I'm afraid. So are you. There's definitely something in the woodshed, and we can only hope it's not an old man with a white beard, sandals, a faint smell of fish and a gun.
Julian Barnes' new memoir/essay, Nothing To Be Frightened Of, shows that it's life, not extinction, that gives panic its power. That kvetching kid Hamlet got it all wrong. We don't dread the dreams that may come post-mortal coil, but the ones that haunt us now.

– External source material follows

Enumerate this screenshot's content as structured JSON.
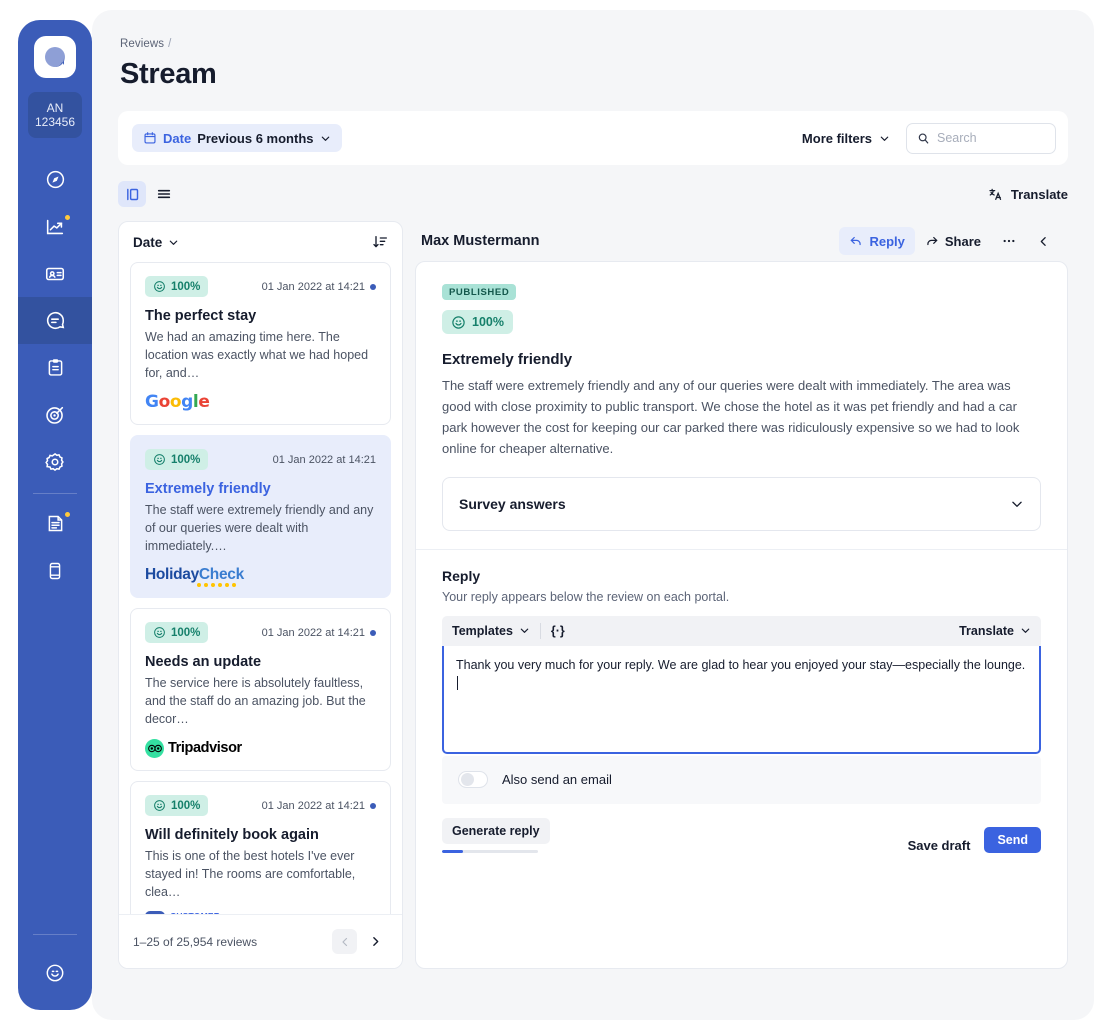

And if you want to go down to the woods today and give yourself the creeps, pop on a Miu Miu red cape and drop into MOMA Oxford.

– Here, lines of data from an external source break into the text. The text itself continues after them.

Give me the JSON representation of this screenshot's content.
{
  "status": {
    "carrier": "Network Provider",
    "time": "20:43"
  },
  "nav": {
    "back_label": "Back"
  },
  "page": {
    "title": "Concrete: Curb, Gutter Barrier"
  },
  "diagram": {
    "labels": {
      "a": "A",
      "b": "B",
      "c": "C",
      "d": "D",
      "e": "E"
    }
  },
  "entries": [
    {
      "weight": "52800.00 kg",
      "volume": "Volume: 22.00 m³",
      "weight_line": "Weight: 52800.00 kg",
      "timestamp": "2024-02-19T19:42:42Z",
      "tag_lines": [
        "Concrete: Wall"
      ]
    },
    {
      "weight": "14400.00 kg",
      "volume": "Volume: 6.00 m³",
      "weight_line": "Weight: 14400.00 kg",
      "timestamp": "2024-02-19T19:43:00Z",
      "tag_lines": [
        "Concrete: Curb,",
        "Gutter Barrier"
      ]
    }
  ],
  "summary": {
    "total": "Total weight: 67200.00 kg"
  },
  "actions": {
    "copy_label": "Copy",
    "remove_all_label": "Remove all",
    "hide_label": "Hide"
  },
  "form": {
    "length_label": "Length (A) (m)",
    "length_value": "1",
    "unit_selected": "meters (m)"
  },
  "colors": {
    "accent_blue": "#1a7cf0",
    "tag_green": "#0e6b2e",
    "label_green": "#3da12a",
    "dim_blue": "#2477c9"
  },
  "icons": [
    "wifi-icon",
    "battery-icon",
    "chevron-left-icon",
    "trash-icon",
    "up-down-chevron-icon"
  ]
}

In theory, Katie Paterson's installation - a wall-mounted halogen mobile number that connects to an underwater microphone recording the sound of icebergs sheering from the glaciar in Vatnajokull lagoon - sounds wearily concept-heavy, but the experience is actually startlingly, stirringly sad. The plaintive death-gurgle sounds shockingly familiar: bloody, breathy and blue. Give it a ring.

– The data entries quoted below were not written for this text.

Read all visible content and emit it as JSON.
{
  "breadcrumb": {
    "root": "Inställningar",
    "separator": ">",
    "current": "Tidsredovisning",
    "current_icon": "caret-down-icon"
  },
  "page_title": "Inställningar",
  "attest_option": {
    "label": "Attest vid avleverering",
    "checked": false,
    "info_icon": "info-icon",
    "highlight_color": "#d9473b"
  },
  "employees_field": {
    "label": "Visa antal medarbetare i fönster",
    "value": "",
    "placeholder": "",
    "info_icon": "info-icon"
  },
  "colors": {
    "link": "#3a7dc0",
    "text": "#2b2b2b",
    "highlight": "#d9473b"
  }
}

Romanian artist Mircea Cantor's The Need for Uncertainty is similarly, stealthily disturbing. An arching nest of gilded cages, housing two real peacocks, supercilious and shitting, sprouts from a dirt floor. Overhead is a suspended flying carpet, hand-woven with emblems of aeroplanes and angels; on the wall is a large photograph of a tree, a spiky wooden symbol exploding from within its trunk, scattering sawdust blood over a witchy forest floor. These are mysterious, pan-cultural talismans of nature's fairy-tale fantasy and dread, and they are exhilerating and haunting in equal measure.
In the words of fair Bill, the stroke of death is as a lover's pinch, which hurts and is desired. It's life that's the scary bastard.